Volgens haar is het geld niet over, maar wordt noodzakelijke zorg soms gewoonweg niet meer gegeven. Zij wijst erop dat er nog altijd wachtlijsten zijn en dat cliënten tegenwerking ervaren van gemeenten. Ook rekenen gemeenten soms hoge eigen bijdragen of bereikt de zorg mensen niet omdat ze het juiste loket niet vinden.
Patiëntenfederatie NPCF noemt het overschot "ongekend". NPCF wil dat het Wmo-budget wordt geoormerkt zodat het geen andere bestemming kan krijgen. "We willen dat elke euro die bestemd is voor hulp en ondersteuning ook daadwerkelijk bij mensen terechtkomt."
Te zuinig?
Staatssecretaris Van Rijn van Volksgezondheid, Welzijn en Sport vindt het te vroeg om harde conclusies te trekken, omdat hij alle cijfers zelf nog aan het verzamelen is. Hij verwacht dat er inderdaad Wmo-budget over is bij gemeenten, maar benadrukt dat er op andere posten misschien te veel is uitgegeven en dat gemeenten dan kunnen schuiven.
Deze cijfers en inzichten moeten natuurlijk wel aanleiding zijn voor een gemeente om zelf nog eens heel scherp te kijken, zegt Van Rijn. "Wethouders en raadsleden in gemeenten die veel minder uitgeven dan vooraf ingeschat, moeten bij zichzelf te rade gaan en de vraag beantwoorden: zijn we zuinig of zijn we eigenlijk een beetje te zuinig?
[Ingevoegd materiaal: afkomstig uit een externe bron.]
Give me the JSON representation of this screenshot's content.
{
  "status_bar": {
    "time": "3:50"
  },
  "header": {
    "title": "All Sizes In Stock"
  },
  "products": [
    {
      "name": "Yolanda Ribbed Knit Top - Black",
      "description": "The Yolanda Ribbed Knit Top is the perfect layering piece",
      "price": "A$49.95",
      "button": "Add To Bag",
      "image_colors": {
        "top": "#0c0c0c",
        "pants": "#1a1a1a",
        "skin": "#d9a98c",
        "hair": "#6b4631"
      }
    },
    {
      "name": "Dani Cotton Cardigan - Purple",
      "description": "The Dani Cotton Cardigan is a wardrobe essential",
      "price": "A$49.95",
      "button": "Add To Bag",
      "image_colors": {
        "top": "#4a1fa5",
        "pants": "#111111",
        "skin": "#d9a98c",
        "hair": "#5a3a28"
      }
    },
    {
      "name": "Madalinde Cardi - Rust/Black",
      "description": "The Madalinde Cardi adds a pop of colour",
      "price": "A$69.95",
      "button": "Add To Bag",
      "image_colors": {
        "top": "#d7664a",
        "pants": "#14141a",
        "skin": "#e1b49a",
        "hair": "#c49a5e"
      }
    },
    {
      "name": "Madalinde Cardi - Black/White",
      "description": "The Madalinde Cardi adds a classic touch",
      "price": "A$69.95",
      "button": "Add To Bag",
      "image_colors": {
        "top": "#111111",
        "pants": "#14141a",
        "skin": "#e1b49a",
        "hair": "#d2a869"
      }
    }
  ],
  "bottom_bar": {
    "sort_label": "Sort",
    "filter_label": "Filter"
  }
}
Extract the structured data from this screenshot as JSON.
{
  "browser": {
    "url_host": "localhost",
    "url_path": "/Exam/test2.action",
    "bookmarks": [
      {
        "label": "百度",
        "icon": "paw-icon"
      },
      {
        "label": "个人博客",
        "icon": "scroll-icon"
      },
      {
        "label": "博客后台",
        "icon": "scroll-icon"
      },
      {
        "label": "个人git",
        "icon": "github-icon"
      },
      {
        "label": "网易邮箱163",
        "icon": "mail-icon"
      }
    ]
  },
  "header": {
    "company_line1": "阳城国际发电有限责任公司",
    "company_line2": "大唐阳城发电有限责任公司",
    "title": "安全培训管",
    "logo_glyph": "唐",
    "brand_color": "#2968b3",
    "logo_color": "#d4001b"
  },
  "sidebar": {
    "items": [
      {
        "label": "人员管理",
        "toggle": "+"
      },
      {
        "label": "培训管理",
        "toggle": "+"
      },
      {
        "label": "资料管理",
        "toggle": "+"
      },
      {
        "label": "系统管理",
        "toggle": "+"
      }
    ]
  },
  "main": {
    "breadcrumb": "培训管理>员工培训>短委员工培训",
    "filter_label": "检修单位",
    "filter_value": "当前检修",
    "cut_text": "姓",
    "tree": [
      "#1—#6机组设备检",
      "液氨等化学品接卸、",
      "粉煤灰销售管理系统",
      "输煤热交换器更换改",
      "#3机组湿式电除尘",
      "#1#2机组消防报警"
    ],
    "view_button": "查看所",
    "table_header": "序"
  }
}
Te zuinig is natuurlijk nooit goed."
De seniorenorganisatie ANBO vindt het "niet te verkroppen" dat gemeenten geld overhouden aan het Wmo-budget. De ANBO wijst erop dat gemeenten veel te strenge criteria hanteren voor ondersteuning bij woningaanpassingen. Ook communiceren gemeenten onvoldoende over de mogelijkheden van de Wmo, zegt de ANBO.